The Census Bureau is reporting that poverty is increasing, income for the middle class is declining and fewer people than ever are covered for health care.
According to the bureau, the number of U.S. residents in employer-sponsored health care plans plunged 3.7% between 2008 and 2009, to below 170 million.
The bureau also tells us that since 2000, nearly 12 million people slipped from the middle class into poverty. In 2009, 43.5 million Americans were classified as impoverished–over 14% of all Americans.
The new Census figures also show the average American family earned $49,777 in 2009, down from $52,388 in 1999, when adjusted for inflation.
Meanwhile, the top 1% in income is getting over 17% of all after-tax income. According to a study from the University of California at Berkeley, that's the highest proportion of total national income in the pockets of the top 1% since 1928.
Yet we are still hearing squawks for deregulation and tax cuts–mostly benefiting the affluent, of course–to stimulate the economy. Those same advocates are advising us to forget about raising the minimum wage or extending unemployment benefits.
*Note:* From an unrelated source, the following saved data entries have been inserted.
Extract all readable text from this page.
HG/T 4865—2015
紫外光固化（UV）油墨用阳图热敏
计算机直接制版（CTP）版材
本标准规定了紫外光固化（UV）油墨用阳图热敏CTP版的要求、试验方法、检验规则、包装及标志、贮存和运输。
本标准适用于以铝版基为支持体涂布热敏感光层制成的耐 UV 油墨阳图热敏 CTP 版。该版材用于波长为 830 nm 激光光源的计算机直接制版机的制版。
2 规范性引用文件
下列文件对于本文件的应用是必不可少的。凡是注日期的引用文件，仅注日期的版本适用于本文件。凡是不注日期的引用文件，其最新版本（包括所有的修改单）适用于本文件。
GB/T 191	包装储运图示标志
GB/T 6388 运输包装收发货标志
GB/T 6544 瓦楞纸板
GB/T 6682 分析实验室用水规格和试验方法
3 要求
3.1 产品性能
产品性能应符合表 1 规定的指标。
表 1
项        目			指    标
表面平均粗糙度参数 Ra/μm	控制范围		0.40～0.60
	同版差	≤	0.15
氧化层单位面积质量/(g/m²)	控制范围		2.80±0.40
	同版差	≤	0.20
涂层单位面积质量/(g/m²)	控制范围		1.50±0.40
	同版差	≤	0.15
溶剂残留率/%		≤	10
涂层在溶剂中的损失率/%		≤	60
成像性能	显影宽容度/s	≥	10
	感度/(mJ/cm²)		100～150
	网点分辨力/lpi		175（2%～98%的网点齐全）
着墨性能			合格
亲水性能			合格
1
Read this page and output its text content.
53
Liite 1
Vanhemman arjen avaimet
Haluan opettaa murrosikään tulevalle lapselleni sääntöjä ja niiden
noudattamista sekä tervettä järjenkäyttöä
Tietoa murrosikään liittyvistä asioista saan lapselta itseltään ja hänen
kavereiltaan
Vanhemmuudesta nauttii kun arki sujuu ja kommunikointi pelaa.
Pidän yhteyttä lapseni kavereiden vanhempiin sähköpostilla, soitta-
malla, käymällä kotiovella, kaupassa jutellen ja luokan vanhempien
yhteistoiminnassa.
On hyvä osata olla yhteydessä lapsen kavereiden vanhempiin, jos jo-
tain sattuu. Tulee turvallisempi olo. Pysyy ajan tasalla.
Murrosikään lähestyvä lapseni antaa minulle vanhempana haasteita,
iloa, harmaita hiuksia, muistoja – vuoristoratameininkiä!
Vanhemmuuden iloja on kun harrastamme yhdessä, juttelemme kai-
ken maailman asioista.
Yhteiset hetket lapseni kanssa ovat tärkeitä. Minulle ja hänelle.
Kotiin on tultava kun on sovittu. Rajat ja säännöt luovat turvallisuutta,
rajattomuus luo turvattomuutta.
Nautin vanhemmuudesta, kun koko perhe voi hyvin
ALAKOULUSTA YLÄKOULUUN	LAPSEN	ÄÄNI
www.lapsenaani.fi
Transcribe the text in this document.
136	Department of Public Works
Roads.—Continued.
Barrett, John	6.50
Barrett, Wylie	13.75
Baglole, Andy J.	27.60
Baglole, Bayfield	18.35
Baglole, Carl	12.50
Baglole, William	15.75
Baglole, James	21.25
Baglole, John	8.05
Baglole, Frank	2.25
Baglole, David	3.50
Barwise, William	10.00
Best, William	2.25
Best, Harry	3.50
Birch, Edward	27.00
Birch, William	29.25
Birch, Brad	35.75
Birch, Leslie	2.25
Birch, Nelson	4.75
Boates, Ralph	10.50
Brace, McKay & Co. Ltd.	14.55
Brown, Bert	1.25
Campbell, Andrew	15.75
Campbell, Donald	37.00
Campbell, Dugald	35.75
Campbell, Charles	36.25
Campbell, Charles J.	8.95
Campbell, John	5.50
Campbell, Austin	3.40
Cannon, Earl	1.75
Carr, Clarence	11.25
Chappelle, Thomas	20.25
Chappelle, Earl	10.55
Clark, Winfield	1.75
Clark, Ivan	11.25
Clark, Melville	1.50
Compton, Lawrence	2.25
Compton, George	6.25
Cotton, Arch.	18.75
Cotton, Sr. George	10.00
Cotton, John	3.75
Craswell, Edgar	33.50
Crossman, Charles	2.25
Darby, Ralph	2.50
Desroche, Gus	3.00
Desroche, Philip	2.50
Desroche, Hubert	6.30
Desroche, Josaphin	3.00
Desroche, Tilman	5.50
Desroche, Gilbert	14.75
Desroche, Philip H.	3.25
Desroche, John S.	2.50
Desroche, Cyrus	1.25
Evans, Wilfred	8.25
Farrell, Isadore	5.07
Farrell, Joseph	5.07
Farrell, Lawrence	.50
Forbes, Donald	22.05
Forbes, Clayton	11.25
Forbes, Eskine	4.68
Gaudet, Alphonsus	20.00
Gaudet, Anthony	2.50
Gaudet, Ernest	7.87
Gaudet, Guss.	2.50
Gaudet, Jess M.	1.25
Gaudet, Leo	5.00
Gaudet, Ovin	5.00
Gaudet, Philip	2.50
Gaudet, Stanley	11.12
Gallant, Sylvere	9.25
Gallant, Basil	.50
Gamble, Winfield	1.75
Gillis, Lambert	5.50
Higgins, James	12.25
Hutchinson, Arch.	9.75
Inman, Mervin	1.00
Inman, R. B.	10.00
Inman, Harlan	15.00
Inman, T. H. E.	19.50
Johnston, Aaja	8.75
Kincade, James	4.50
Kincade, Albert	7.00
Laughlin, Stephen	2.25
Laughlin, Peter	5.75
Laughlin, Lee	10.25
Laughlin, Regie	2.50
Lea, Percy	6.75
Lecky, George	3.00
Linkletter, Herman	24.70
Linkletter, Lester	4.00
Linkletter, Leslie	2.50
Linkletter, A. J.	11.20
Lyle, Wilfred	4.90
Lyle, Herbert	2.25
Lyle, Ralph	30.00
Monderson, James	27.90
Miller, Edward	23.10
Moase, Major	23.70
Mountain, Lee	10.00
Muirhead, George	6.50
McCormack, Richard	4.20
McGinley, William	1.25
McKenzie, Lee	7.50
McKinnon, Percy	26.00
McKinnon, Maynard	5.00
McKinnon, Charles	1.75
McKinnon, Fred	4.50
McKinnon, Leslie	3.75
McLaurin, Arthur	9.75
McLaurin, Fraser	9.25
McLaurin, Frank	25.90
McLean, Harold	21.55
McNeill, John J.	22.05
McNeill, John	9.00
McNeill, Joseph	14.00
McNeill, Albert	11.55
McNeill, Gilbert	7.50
After all, we as a nation can't pay for such comforts and tax cuts for the rich as well, can we?
The fact is, though, that the rich spend darned little on luxuries as a percentage of their total income. Much of their wealth goes to investments such as corporate stocks and into overseas bank accounts, shielded from the view of the IRS.
Yet households earning over $1 million would get a hand-out of $31 billion next year alone under the tax cut extension envisioned by some in Congress.
As the U.S. Census bureau data show, deregulation and tax cuts bring trickle-down squalor. The tired old twaddle that taxing the rich hurts jobs is absurd, in view of the utter failure of recent tax cuts. These have deprived our economy of wealth for everyone but the wealthy, helping to slice jobs and desiccate income.